4) Finansial yang cukup
Saya nggak bilang harus mapan, tapi cukup. Sekedar cinta dan mental yang kuat belum cukup untuk membangun sebuah rumah tangga. Logika aja sih, pasti lah sebuah keluarga harus punya finansial yang cukup, at least untuk dua orang. Maka sebelum menikah, pastikan kamu sudah berhitung secara finansial untuk kebutuhan rumah tanggamu kelak.

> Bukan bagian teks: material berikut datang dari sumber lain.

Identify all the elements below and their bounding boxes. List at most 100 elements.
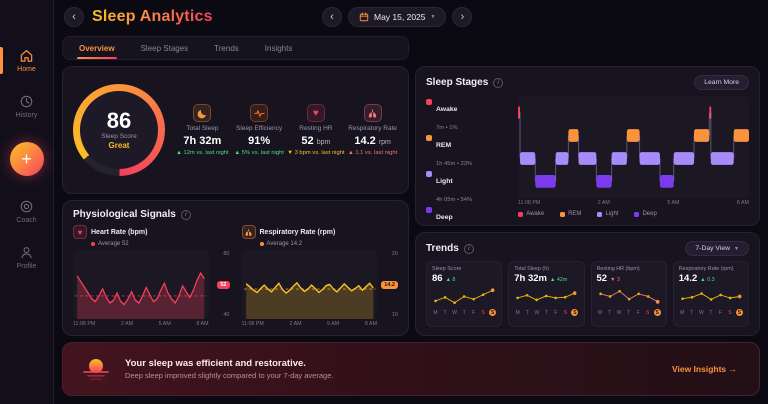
date-value: May 15, 2025 — [374, 12, 426, 22]
day-label: T — [544, 309, 548, 316]
day-label: S — [563, 309, 568, 316]
respiratory-rate-plot — [243, 281, 375, 319]
day-label: M — [597, 309, 603, 316]
sidebar-item-label: History — [15, 112, 38, 119]
day-label: S — [653, 309, 661, 316]
metric-delta: ▲ 5% vs. last night — [234, 150, 284, 156]
metric-sleep-efficiency: Sleep Efficiency 91% ▲ 5% vs. last night — [234, 104, 285, 156]
sidebar-item-profile[interactable]: Profile — [0, 243, 53, 272]
trend-plot — [598, 289, 659, 304]
day-label: T — [462, 309, 466, 316]
trend-plot — [516, 291, 577, 302]
day-label: T — [608, 309, 612, 316]
y-axis: 20 14.2 10 — [381, 250, 398, 319]
day-label: S — [481, 309, 485, 316]
rem-swatch — [560, 211, 566, 217]
insight-banner: Your sleep was efficient and restorative… — [62, 342, 760, 396]
sidebar: Home History + Coach Profile — [0, 0, 54, 404]
avg-badge: 14.2 — [381, 280, 398, 289]
chevron-down-icon: ▼ — [734, 245, 739, 252]
plus-icon: + — [21, 148, 32, 169]
back-button[interactable]: ‹ — [64, 7, 84, 27]
day-label: W — [452, 309, 457, 316]
rem-swatch — [426, 135, 432, 141]
info-icon[interactable]: i — [493, 77, 504, 88]
lungs-icon — [241, 225, 256, 239]
day-label: M — [433, 309, 438, 316]
history-icon — [20, 95, 33, 108]
calendar-icon — [359, 12, 369, 22]
day-label: T — [709, 309, 713, 316]
active-indicator — [0, 47, 3, 74]
date-controls: ‹ May 15, 2025 ▼ › — [322, 7, 473, 27]
main-area: ‹ Sleep Analytics ‹ May 15, 2025 ▼ › Ove… — [54, 0, 768, 404]
day-label: S — [735, 309, 743, 316]
metric-delta: ▲ 12m vs. last night — [176, 150, 229, 156]
moon-icon — [193, 104, 212, 122]
person-icon — [21, 247, 32, 259]
awake-swatch — [518, 211, 524, 217]
sunset-icon — [83, 359, 109, 380]
chevron-down-icon: ▼ — [430, 14, 436, 20]
x-axis: 11:08 PM 2 AM 5 AM 8 AM — [73, 321, 209, 327]
date-picker[interactable]: May 15, 2025 ▼ — [348, 7, 447, 27]
home-icon — [20, 50, 33, 62]
sleep-score-gauge: 86 Sleep Score Great — [73, 84, 165, 176]
metric-delta: ▼ 3 bpm vs. last night — [287, 150, 345, 156]
physio-title: Physiological Signals — [73, 209, 176, 220]
stages-title: Sleep Stages — [426, 77, 489, 88]
legend-item-light: Light 4h 05m • 54% — [426, 170, 510, 206]
day-label: T — [443, 309, 447, 316]
learn-more-button[interactable]: Learn More — [694, 75, 749, 90]
average-label: Average 52 — [98, 241, 129, 247]
info-icon[interactable]: i — [463, 243, 474, 254]
metric-resting-hr: ♥ Resting HR 52 bpm ▼ 3 bpm vs. last nig… — [287, 104, 345, 156]
metric-delta: ▲ 1.1 vs. last night — [348, 150, 398, 156]
tab-overview[interactable]: Overview — [67, 40, 127, 59]
pulse-icon — [250, 104, 269, 122]
physiological-signals-card: Physiological Signals i ♥ Heart Rate (bp… — [62, 200, 409, 336]
sleep-score-label: Sleep Score — [101, 133, 137, 140]
day-label: T — [690, 309, 694, 316]
deep-swatch — [634, 211, 640, 217]
trends-title: Trends — [426, 243, 459, 254]
tab-insights[interactable]: Insights — [253, 40, 305, 57]
range-dropdown[interactable]: 7-Day View ▼ — [685, 241, 749, 256]
sidebar-item-history[interactable]: History — [0, 92, 53, 121]
tab-sleep-stages[interactable]: Sleep Stages — [129, 40, 201, 57]
trend-plot — [681, 292, 742, 301]
light-swatch — [597, 211, 603, 217]
sleep-score-value: 86 — [106, 108, 132, 133]
awake-swatch — [426, 99, 432, 105]
day-label: T — [627, 309, 631, 316]
sleep-stages-card: Sleep Stages i Learn More Awake 7m • 1% R… — [415, 66, 760, 239]
day-label: F — [472, 309, 476, 316]
legend-dot — [91, 242, 95, 246]
sidebar-item-label: Coach — [16, 217, 37, 224]
x-axis: 11:08 PM 2 AM 5 AM 8 AM — [241, 321, 377, 327]
metric-tiles: Total Sleep 7h 32m ▲ 12m vs. last night … — [176, 104, 398, 156]
sidebar-item-coach[interactable]: Coach — [0, 197, 53, 226]
header: ‹ Sleep Analytics ‹ May 15, 2025 ▼ › — [62, 0, 760, 34]
view-insights-button[interactable]: View Insights → — [666, 363, 743, 375]
banner-subtitle: Deep sleep improved slightly compared to… — [125, 371, 334, 380]
sidebar-item-label: Home — [17, 66, 36, 73]
respiratory-rate-chart: Respiratory Rate (rpm) Average 14.2 20 1… — [241, 225, 398, 327]
info-icon[interactable]: i — [180, 209, 191, 220]
next-date-button[interactable]: › — [452, 7, 473, 27]
average-label: Average 14.2 — [266, 241, 303, 247]
add-button[interactable]: + — [9, 142, 44, 176]
content: 86 Sleep Score Great Total Sleep 7h 32m … — [62, 66, 760, 336]
tab-bar: Overview Sleep Stages Trends Insights — [62, 36, 409, 60]
day-label: S — [571, 309, 579, 316]
deep-swatch — [426, 207, 432, 213]
sidebar-item-home[interactable]: Home — [0, 46, 53, 75]
sidebar-item-label: Profile — [16, 263, 37, 270]
page-title: Sleep Analytics — [92, 8, 213, 25]
day-label: S — [728, 309, 732, 316]
tab-trends[interactable]: Trends — [202, 40, 251, 57]
day-label: W — [616, 309, 622, 316]
prev-date-button[interactable]: ‹ — [322, 7, 342, 27]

Karena isu soal uang ini sensitif banget, sebaiknya kamu melakukan simulasi perhitungan finansial berdua dengan pasangan agar saling terbuka dalam mengatur keuangan. Bicarakan juga tentang siapa yang akan mengatur keuangan dan cara-caranya supaya nggak kaget dan bertanya-tanya kemana larinya uang setiap bulannya nanti waktu sudah menikah.

5) Agama yang kuat
Sebagai orang yang beragama, poin ini penting menurut saya. Menikah itu bagian dari ibadah. Maka sebaiknya sebelum menikah, persiapkan lah diri sebaik-baiknya dengan mengisi keimanan dan ketakwaan kepada Tuhan. Terutama untuk yang laki-laki, sebaiknya perdalam ilmu agama yang kuat agar bisa membimbing istrinya kelak saat berumah tangga.

Menurut saya, orang yang punya agama kuat juga lebih besar kemungkinannya untuk berbuat yang dilarang agama, yang mana pastinya akan mendatangkan kebahagiaan dalam rumah tangga. Jadi, persiapan dunia dan akhirat harus seimbang ya supaya selalu tercipta keluarga sejahtera dan harmonis.   

 

Nah, itu dia beberapa hal yang harus dipersiapkan sebelum menikah versi saya. Ingat, menikah itu pilihan, bukan sebuah pencapaian. Semoga bermanfaat dan selamat mempersiapkan pernikahan ya! Good luck!